Col primo di essi il ricorrente lamentava il fatto che i giudici del merito avessero dedotto la natura abusiva della duplicazione delle opere rinvenute presso la sua copisteria dalla sola mancanza su di esse dei cosiddetto bollino Siae, senza tenere conto che la Corte di giustizia europea con la nota sentenza Schwibbert ha rilevato che, in assenza di una preventiva procedura di notificazione da parte del singolo Stato alla competente Commissione dell’Unione europea, non è opponibile neppure ai singoli cittadini la norma o regola tecnica che impone l’apposizione del predetto bollino sui supporti ove sono riprodotte opere di arti figurative; poiché lo Stato italiano ha provveduto al perfezionamento di detta procedura solo il 21 aprile 2009, per i fatti precedenti a tale data, fra i quali vi sono quelli di causa accertati in data 6 dicembre 2007, la prova della abusività della duplicazione non può essere desunta, come invece fatto dai giudici del merito, solamente dalla mancanza della stampiglia del predetto bollino.

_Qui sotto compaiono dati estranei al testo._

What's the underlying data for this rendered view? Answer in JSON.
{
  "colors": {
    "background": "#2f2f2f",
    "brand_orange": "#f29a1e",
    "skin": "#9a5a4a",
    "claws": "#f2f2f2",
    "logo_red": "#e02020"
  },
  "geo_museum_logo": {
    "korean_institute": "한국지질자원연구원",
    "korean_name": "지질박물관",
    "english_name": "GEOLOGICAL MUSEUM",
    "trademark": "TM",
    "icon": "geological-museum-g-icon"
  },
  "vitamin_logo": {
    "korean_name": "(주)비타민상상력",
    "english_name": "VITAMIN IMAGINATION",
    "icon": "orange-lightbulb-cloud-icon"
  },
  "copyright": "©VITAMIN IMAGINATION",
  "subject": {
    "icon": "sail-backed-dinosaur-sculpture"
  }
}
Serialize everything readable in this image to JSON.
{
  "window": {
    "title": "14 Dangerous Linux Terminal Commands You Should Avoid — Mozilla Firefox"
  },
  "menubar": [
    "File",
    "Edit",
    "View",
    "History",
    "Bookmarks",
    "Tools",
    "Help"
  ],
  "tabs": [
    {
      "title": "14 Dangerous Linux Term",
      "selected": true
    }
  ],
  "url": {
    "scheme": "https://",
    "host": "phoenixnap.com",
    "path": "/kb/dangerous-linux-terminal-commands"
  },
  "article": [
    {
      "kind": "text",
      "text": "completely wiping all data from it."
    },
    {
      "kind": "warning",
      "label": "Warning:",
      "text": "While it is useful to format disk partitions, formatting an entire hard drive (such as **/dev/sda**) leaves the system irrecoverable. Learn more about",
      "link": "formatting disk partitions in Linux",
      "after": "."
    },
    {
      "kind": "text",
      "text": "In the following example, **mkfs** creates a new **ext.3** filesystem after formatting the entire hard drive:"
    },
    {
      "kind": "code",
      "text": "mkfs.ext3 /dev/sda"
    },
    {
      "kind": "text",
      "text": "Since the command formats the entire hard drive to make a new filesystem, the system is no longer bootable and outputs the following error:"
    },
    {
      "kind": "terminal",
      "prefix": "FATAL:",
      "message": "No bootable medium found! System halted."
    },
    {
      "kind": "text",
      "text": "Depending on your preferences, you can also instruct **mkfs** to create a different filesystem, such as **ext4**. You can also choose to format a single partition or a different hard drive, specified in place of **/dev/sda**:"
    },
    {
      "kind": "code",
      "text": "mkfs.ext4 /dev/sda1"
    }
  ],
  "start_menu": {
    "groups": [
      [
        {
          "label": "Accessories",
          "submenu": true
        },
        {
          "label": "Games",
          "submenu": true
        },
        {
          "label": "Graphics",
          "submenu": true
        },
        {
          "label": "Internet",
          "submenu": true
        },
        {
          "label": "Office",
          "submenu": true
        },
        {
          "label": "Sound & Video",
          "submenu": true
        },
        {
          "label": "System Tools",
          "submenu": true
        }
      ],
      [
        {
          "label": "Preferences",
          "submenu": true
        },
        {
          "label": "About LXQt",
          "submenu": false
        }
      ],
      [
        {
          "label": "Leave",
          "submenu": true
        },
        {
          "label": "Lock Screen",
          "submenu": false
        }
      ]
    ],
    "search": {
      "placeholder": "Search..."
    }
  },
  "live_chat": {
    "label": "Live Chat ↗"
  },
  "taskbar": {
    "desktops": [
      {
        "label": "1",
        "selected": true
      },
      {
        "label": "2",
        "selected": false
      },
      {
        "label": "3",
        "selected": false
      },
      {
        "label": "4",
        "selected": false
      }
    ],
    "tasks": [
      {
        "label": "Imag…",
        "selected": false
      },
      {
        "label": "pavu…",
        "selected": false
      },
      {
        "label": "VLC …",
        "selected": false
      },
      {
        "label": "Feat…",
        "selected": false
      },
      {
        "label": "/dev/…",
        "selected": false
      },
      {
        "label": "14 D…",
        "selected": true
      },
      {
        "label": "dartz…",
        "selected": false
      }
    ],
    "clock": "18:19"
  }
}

Quale secondo motivo di impugnazione il ricorrente ha dedotto la inosservanza o violazione dell’art. 171-ter, comma 1, lettera b), della legge n. 633 del 1941, in quanto i giudici dei merito avrebbero ritenuto punibile la condotta posta in essere dal prevenuto, sebbene la stessa non fosse motivata dal fine di lucro, elemento necessario per la sua rilevanza penale; ha, infatti, chiarito il ricorrente che le opere in questione erano poste in vendita ad un prezzo che non superava il costo ordinario dei numero delle fotocopie eseguite per la riproduzione dell’opera, mentre ad avviso del ricorrente il fine di lucro sarebbe stato evidenziabile solo nel caso in cui egli avesse praticato, in ragione del contenuto della fotocopia, trattandosi di opera coperta dal diritto d’autore, un sovrapprezzo ulteriore rispetto al’ordinario costo della fotocopia.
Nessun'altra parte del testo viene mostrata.